И подумать, граждане, что творится! Человек в угрозыск не моги зайти. Заметают.
Рабочий костюм
Вот, граждане, до чего дожили!
Рабочий человек и в ресторан не пойди — не впущают. На рабочий костюм косятся. Грязный, дескать, очень для обстановки.
На этом самом Василий Степаныч Конопатов пострадал. Собственной персоной. Выперли, братцы, его из ресторана. Вот до чего дожили.

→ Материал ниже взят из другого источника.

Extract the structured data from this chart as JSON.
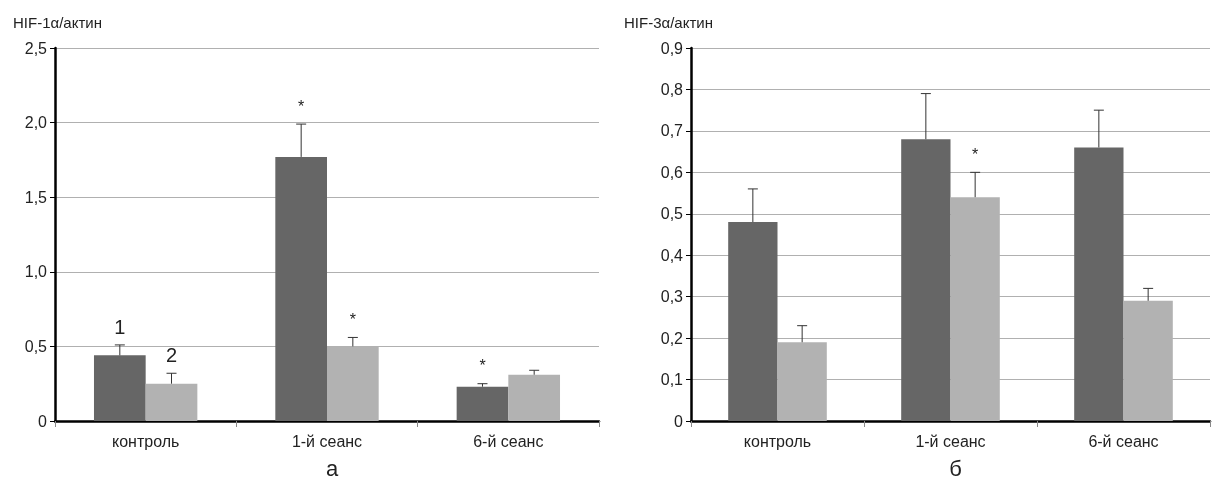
{
  "chart_data": [
    {
      "type": "bar",
      "ylabel": "HIF-1α/актин",
      "xlabel": "а",
      "categories": [
        "контроль",
        "1-й сеанс",
        "6-й сеанс"
      ],
      "series": [
        {
          "name": "1",
          "color": "#666666",
          "values": [
            0.44,
            1.77,
            0.23
          ],
          "errors": [
            [
              0.44,
              0.51
            ],
            [
              1.77,
              1.99
            ],
            [
              0.23,
              0.25
            ]
          ],
          "value_labels": [
            null,
            "*",
            "*"
          ]
        },
        {
          "name": "2",
          "color": "#b2b2b2",
          "values": [
            0.25,
            0.5,
            0.31
          ],
          "errors": [
            [
              0.25,
              0.32
            ],
            [
              0.5,
              0.56
            ],
            [
              0.31,
              0.34
            ]
          ],
          "value_labels": [
            null,
            "*",
            null
          ]
        }
      ],
      "ylim": [
        0,
        2.5
      ],
      "yticks": [
        0,
        {
          "value": 0.5,
          "label": "0,5"
        },
        {
          "value": 1,
          "label": "1,0"
        },
        {
          "value": 1.5,
          "label": "1,5"
        },
        {
          "value": 2,
          "label": "2,0"
        },
        {
          "value": 2.5,
          "label": "2,5"
        }
      ],
      "grid": "y",
      "legend": false
    },
    {
      "type": "bar",
      "ylabel": "HIF-3α/актин",
      "xlabel": "б",
      "categories": [
        "контроль",
        "1-й сеанс",
        "6-й сеанс"
      ],
      "series": [
        {
          "color": "#666666",
          "values": [
            0.48,
            0.68,
            0.66
          ],
          "errors": [
            [
              0.48,
              0.56
            ],
            [
              0.68,
              0.79
            ],
            [
              0.66,
              0.75
            ]
          ]
        },
        {
          "color": "#b2b2b2",
          "values": [
            0.19,
            0.54,
            0.29
          ],
          "errors": [
            [
              0.19,
              0.23
            ],
            [
              0.54,
              0.6
            ],
            [
              0.29,
              0.32
            ]
          ],
          "value_labels": [
            null,
            "*",
            null
          ]
        }
      ],
      "ylim": [
        0,
        0.9
      ],
      "yticks": [
        0,
        {
          "value": 0.1,
          "label": "0,1"
        },
        {
          "value": 0.2,
          "label": "0,2"
        },
        {
          "value": 0.3,
          "label": "0,3"
        },
        {
          "value": 0.4,
          "label": "0,4"
        },
        {
          "value": 0.5,
          "label": "0,5"
        },
        {
          "value": 0.6,
          "label": "0,6"
        },
        {
          "value": 0.7,
          "label": "0,7"
        },
        {
          "value": 0.8,
          "label": "0,8"
        },
        {
          "value": 0.9,
          "label": "0,9"
        }
      ],
      "grid": "y",
      "legend": false
    }
  ]
}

Главное, Василий Степаныч как только в дверь вошел, гак сразу почувствовал, будто что-то не то, будто швейцар как-то косо поглядел на его костюмчик. А костюмчик известно какой — рабочий, дрянь костюмчик, вроде прозодежды. Да не в этом сила. Уж очень Василию Степанычу до слез обидным показалось отношение.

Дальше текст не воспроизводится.